Blount's improvement is not lost on teammates. A year ago at Atlanta, he failed to follow his blocking on a late fourth-and-1 play. It cost the Bucs the game — they lost 27-21 — and maybe a playoff spot.
While at Oregon, Blount relied more on his instincts in coach Chip Kelly's spread offense.
"The biggest thing is he's accepting his coaching," Bucs center Jeff Faine said. "He's not just running off of instinct. When you're in college, a lot of times the coaches will let that athlete be an athlete. This is a little different game.
"You can't coach, you can't teach and you can't learn yards after contact. That part is all him, and it's probably one of the biggest reasons we've been successful with our running game (11th in the league averaging 117 yards per game). There have been a bunch of times when he's been hit after gaining 3 yards and made it into a 7-yard run. That's a huge asset for us."
Because of Blount's success, defenses must adjust. The Bucs aren't seeing as many two-deep zones in pass coverage because opponents have to commit an eighth man near the line of scrimmage in an attempt to contain Blount.

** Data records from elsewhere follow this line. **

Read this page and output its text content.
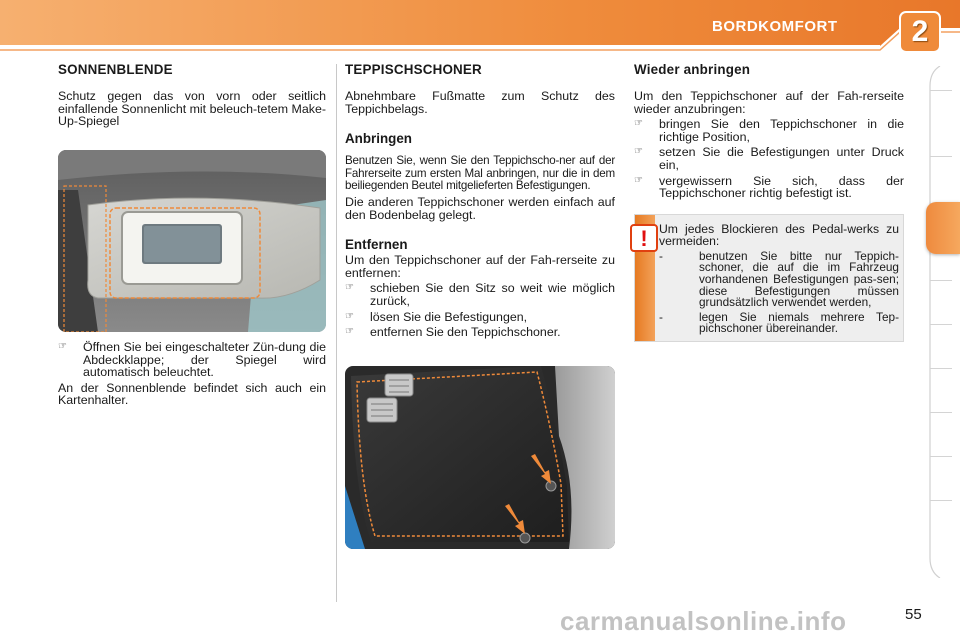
BORDKOMFORT	2
SONNENBLENDE

Schutz gegen das von vorn oder seitlich einfallende Sonnenlicht mit beleuch-tetem Make-Up-Spiegel

☞ Öffnen Sie bei eingeschalteter Zün-dung die Abdeckklappe; der Spiegel wird automatisch beleuchtet.

An der Sonnenblende befindet sich auch ein Kartenhalter.

TEPPISCHSCHONER

Abnehmbare Fußmatte zum Schutz des Teppichbelags.

Anbringen

Benutzen Sie, wenn Sie den Teppichscho-ner auf der Fahrerseite zum ersten Mal anbringen, nur die in dem beiliegenden Beutel mitgelieferten Befestigungen.

Die anderen Teppichschoner werden einfach auf den Bodenbelag gelegt.

Entfernen

Um den Teppichschoner auf der Fah-rerseite zu entfernen:

☞ schieben Sie den Sitz so weit wie möglich zurück,
☞ lösen Sie die Befestigungen,
☞ entfernen Sie den Teppichschoner.
Wieder anbringen

Um den Teppichschoner auf der Fah-rerseite wieder anzubringen:

☞ bringen Sie den Teppichschoner in die richtige Position,
☞ setzen Sie die Befestigungen unter Druck ein,
☞ vergewissern Sie sich, dass der Teppichschoner richtig befestigt ist.
! Um jedes Blockieren des Pedal-werks zu vermeiden:

-	benutzen Sie bitte nur Teppich-schoner, die auf die im Fahrzeug vorhandenen Befestigungen pas-sen; diese Befestigungen müssen grundsätzlich verwendet werden,
-	legen Sie niemals mehrere Tep-pichschoner übereinander.
carmanualsonline.info	55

That has fueled quarterback Josh Freeman's success on play-action passes.
"I said, 'Okay, bro, we've got one game on film where you really pound it and stuck with it,' " Bucs running back Earnest Graham said he told Blount. " 'I'm telling you, the next couple weeks, things are really going to open up. You're going to be able to do a lot of things.' "
Blount isn't a finished product.
At times he runs too upright and gives defenders a big target. Even though they sometimes bounce off him, coaches fear the hits will take a toll. Blount also can become a more productive receiver as he perfects route running and protection schemes.
However, he has the power running game down pat.
"He wears them down," Faine said. "Whether he knows it or not … he's making our job a lot easier."